Na semana passada, questionado sobre a influência da CPI em um pedido de impeachment ou cassação, o petista respondeu: "A CPI está cumprindo um papel importante, que é estabelecer a verdade nua e crua do que aconteceu neste país. Veja, ninguém quer condenar ninguém. O que precisa é apurar os fatos".

 

Lula afirmou ainda ver "responsabilidade direta" do adversário nas mortes e no fracasso do combate da pandemia. "A CPI é fundamental. Não sei qual será o resultado dela, mas está prestando um serviço enorme à democracia brasileira e na recuperação da verdade", avaliou.

 

Para o pré-candidato do PSOL ao Governo de São Paulo, Guilherme Boulos, o único fator que falta para criar o clima para o afastamento do presidente é a rua. "Já temos a perda de popularidade e as crises política e econômica. Bolsonaro está se tornando tóxico até para o centrão, que não hesitará em abandoná-lo."

 

Segundo Boulos, que é um dos coordenadores da frente Povo sem Medo e está engajado no chamamento para os atos, as manifestações "apontam para a perspectiva do impeachment, mas têm também um efeito imediato de ser uma resposta da sociedade, de demonstrar o repúdio aos atos do governo".

 

"Essa história de 'sangrar Bolsonaro' [não faz sentido]. Quem está sangrando é o Brasil.

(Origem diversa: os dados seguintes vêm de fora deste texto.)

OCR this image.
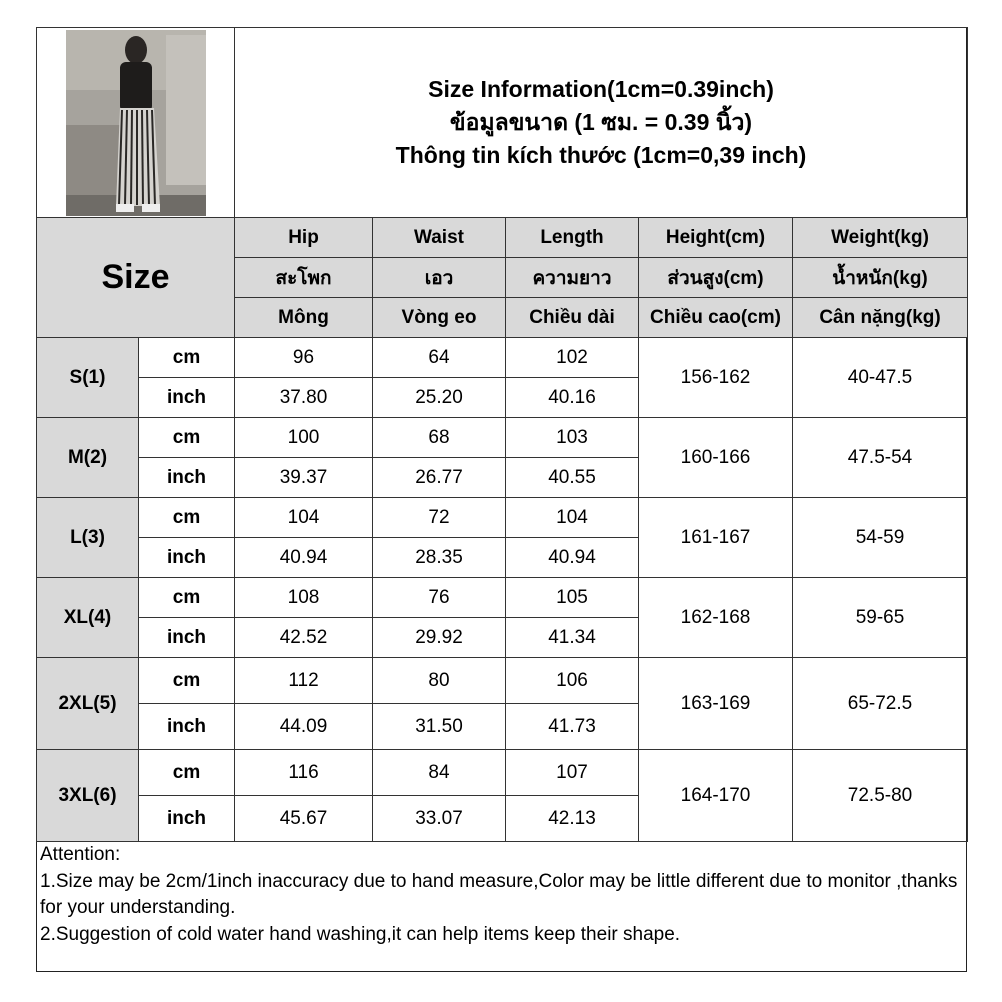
Size Information(1cm=0.39inch)
ข้อมูลขนาด (1 ซม. = 0.39 นิ้ว)
Thông tin kích thước (1cm=0,39 inch)				

Size		Hip	Waist	Length	Height(cm)	Weight(kg)
		สะโพก	เอว	ความยาว	ส่วนสูง(cm)	น้ำหนัก(kg)
		Mông	Vòng eo	Chiều dài	Chiều cao(cm)	Cân nặng(kg)
S(1)	cm	96	64	102	156-162	40-47.5
	inch	37.80	25.20	40.16		
M(2)	cm	100	68	103	160-166	47.5-54
	inch	39.37	26.77	40.55		
L(3)	cm	104	72	104	161-167	54-59
	inch	40.94	28.35	40.94		
XL(4)	cm	108	76	105	162-168	59-65
	inch	42.52	29.92	41.34		
2XL(5)	cm	112	80	106	163-169	65-72.5
	inch	44.09	31.50	41.73		
3XL(6)	cm	116	84	107	164-170	72.5-80
	inch	45.67	33.07	42.13		
Attention:
1.Size may be 2cm/1inch inaccuracy due to hand measure,Color may be little different due to monitor ,thanks for your understanding.
2.Suggestion of cold water hand washing,it can help items keep their shape.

Se não for feito nada, o país vai virar terra arrasada. Estamos falando de vidas. Não dá para nenhum cálculo político menor pautar a nossa mobilização", acrescenta.

 

Boulos diz não ter "a menor dúvida" de que, se em algum momento avançar no Congresso o processo contra Bolsonaro, "toda a esquerda vai empurrar".

 

As manifestações deste sábado abraçam ainda pautas como a aceleração da vacinação contra a Covid, o retorno do auxílio emergencial de R$ 600, a luta antirracista, o combate à violência policial, o ataque às privatizações e a defesa da educação pública.

 

"Acho que tem tudo para começar a florescer um clima na sociedade [pela saída de Bolsonaro], mas o que mais precisamos neste momento é de vacina e auxílio de R$ 600. Não pode ser só impeachment e deixar de lado os outros temas", diz João Paulo Rodrigues, da direção nacional do MST.

 

Apesar do ceticismo sobre o avanço do processo contra Bolsonaro, a ida às ruas se tornou imperativa, de acordo com Raimundo Bonfim, coordenador nacional da CMP (Central de Movimentos Populares). "Nossa posição é pelo impeachment. Se vamos conseguir ao fim dessas mobilizações, aí é consequência."

 

"Acredito que a CPI pode ser o estopim, evidenciando a responsabilidade do governo. Os senadores estão colhendo todas as provas, enquanto o presidente zomba do sofrimento do povo", afirma.

 

Nesta quarta-feira (26), centrais sindicais e movimentos sindicais fizeram um protesto em Brasília, no gramado em frente ao Congresso Nacional, para denunciar o aumento da fome no país, reclamar da gestão da crise sanitária e pedir o reajuste no valor do auxílio emergencial.

 

A iniciativa foi tratada como um ato simbólico, com a presença de número reduzido de pessoas e transmissão dos discursos pelas redes sociais. Os manifestantes procuraram congressistas para expor suas bandeiras e fizeram doação de alimentos para catadores de material reciclável.